Gosip |
“Woi…
ngelamun aja. Hati-hati ayam tetangga bisa mati” Andre mengagetkanku yang
tengah berlayar dalam lautan pikiran semenjak tadi. Aku tersenyum menatapnya.
Ia kemudian duduk di sebelahku dan memesan minuman. Aku menyeruput habis air
mineralku. Berusaha meredam panas di tenggorokan sekaligus mendinginkan pikiran
yang agaknya mulai kacau.
“Lo nggak mau
cerita sama gue? Mumpung kerjaan gue udah kelar nih.”Andre memancing lagi.
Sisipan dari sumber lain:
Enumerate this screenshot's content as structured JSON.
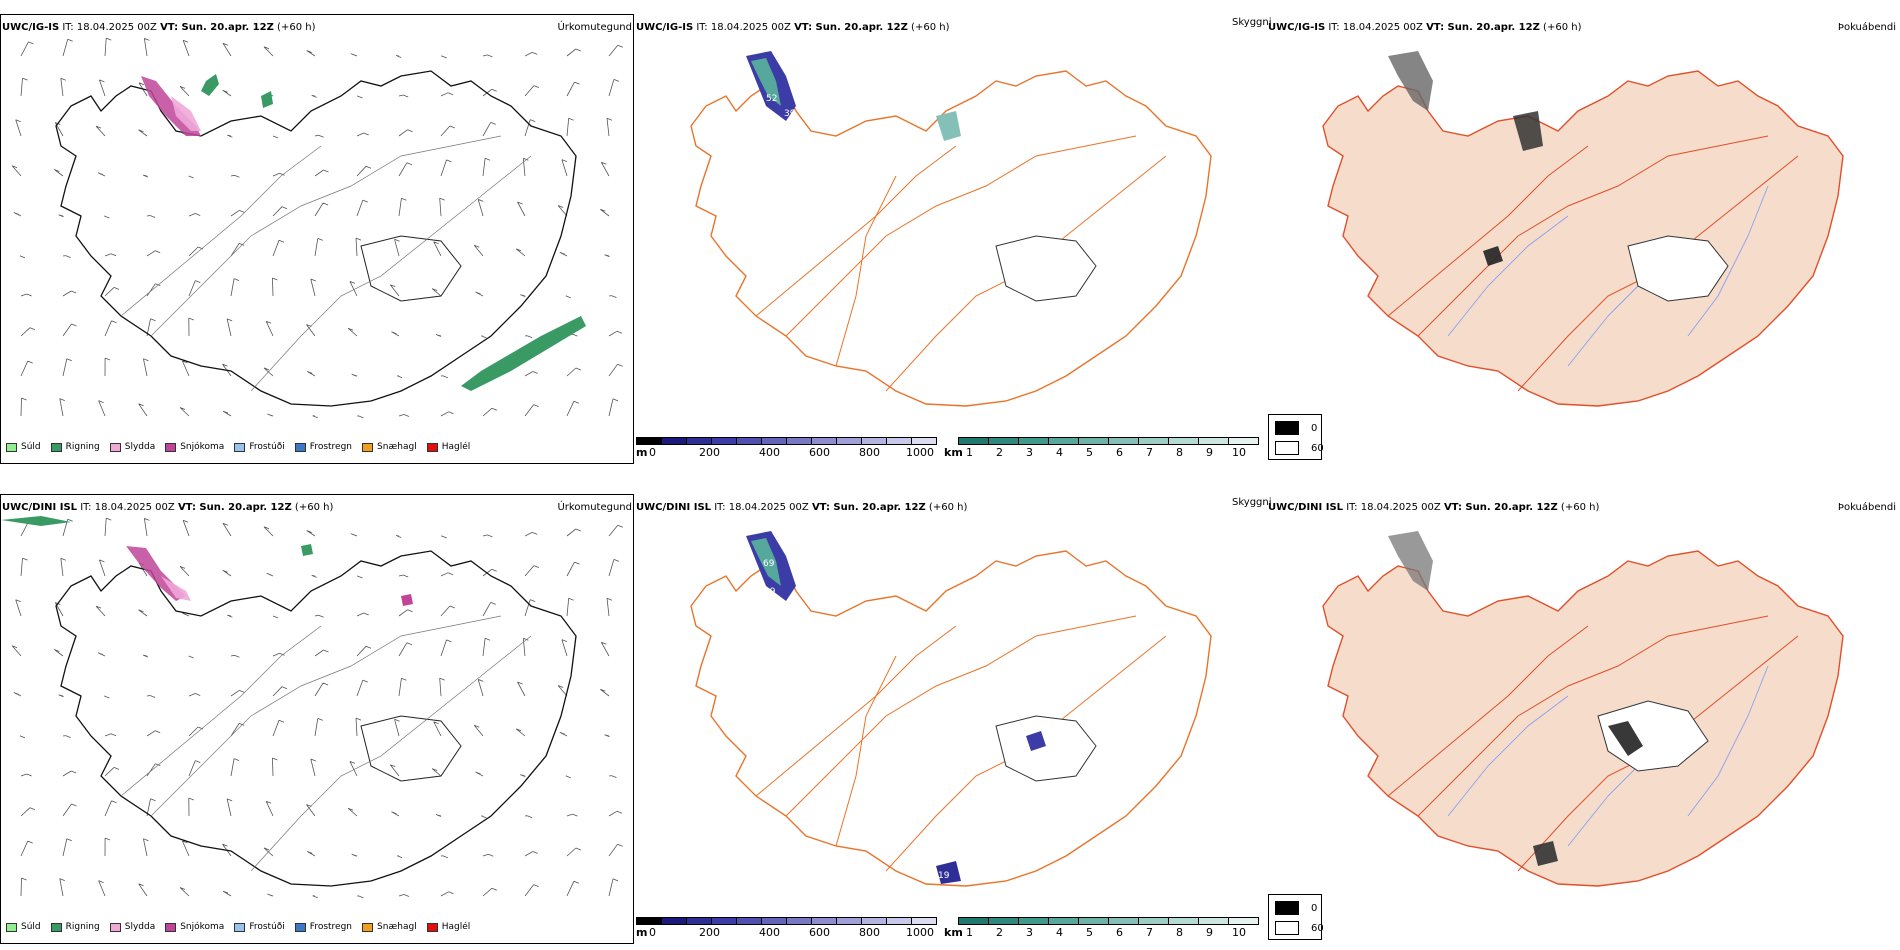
{
  "rows": [
    {
      "id": "row1",
      "model_bold": "UWC/IG-IS",
      "it_text": "IT: 18.04.2025 00Z",
      "vt_bold": "VT: Sun. 20.apr. 12Z",
      "lead": "(+60 h)",
      "panel1_title": "Úrkomutegund",
      "panel2_title": "Skyggni",
      "panel3_title": "Þokuábendi"
    },
    {
      "id": "row2",
      "model_bold": "UWC/DINI ISL",
      "it_text": "IT: 18.04.2025 00Z",
      "vt_bold": "VT: Sun. 20.apr. 12Z",
      "lead": "(+60 h)",
      "panel1_title": "Úrkomutegund",
      "panel2_title": "Skyggni",
      "panel3_title": "Þokuábendi"
    }
  ],
  "precip_legend": [
    {
      "label": "Súld",
      "color": "#90ee90"
    },
    {
      "label": "Rigning",
      "color": "#3a9a64"
    },
    {
      "label": "Slydda",
      "color": "#f0a8d8"
    },
    {
      "label": "Snjókoma",
      "color": "#c0459a"
    },
    {
      "label": "Frostúði",
      "color": "#98c4ec"
    },
    {
      "label": "Frostregn",
      "color": "#3a78c8"
    },
    {
      "label": "Snæhagl",
      "color": "#f0a020"
    },
    {
      "label": "Haglél",
      "color": "#e01010"
    }
  ],
  "elevation_bar": {
    "unit": "m",
    "ticks": [
      "0",
      "200",
      "400",
      "600",
      "800",
      "1000"
    ],
    "colors": [
      "#000000",
      "#1a1a7a",
      "#2e2e96",
      "#3c3ca6",
      "#5050b0",
      "#6464bc",
      "#7878c4",
      "#8c8cce",
      "#a0a0d8",
      "#b4b4e0",
      "#c8c8e8",
      "#dcdcf0"
    ]
  },
  "visibility_bar": {
    "unit": "km",
    "ticks": [
      "1",
      "2",
      "3",
      "4",
      "5",
      "6",
      "7",
      "8",
      "9",
      "10"
    ],
    "colors": [
      "#1e7a6e",
      "#2e8a7e",
      "#3e9a8c",
      "#56a89c",
      "#6cb4aa",
      "#84c0b8",
      "#9ccec6",
      "#b4dad4",
      "#ccE6e2",
      "#e6f2f0"
    ]
  },
  "cloud_key": {
    "items": [
      {
        "label": "0",
        "color": "#000000"
      },
      {
        "label": "60",
        "color": "#ffffff"
      }
    ]
  },
  "colors": {
    "rain": "#3a9a64",
    "snow": "#c0459a",
    "sleet": "#f0a8d8",
    "fog_land": "#f5dccb",
    "roads": "#e8742a",
    "roads_red": "#e0502a",
    "rivers": "#8aa0f0"
  }
}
Sudah semenjak kemarin Andre memintaku bercerita terhadap masalah yang aku
temui. Aku tahu maksudnya baik. Tapi entah kenapa rasanya malas membicarakan
atau sekadar mengklarifikasi hal yang tak perlu.
“Lo suka kan
sama Tara? Udah deh. Nggak ada yang bisa Lo sembunyiin dari gue.” Andre
menyenggol lenganku. Aku tertunduk sesaat. Sudah berapa orang yang menebak
seperti ini. Namun sayang tebakannya selalu tidak tepat.
Aku menggeleng
perlahan. Mencoba menjawab dengan yakin terhadap apa yang aku rasakan.
“Lo seriusan?
Tapi gosip yang beredar menunjukkan bahwa orang yang lo taksir itu Tara.” Andre
menatapku serius. Pada akhirnya aku hanya bisa membuang napas secara perlahan.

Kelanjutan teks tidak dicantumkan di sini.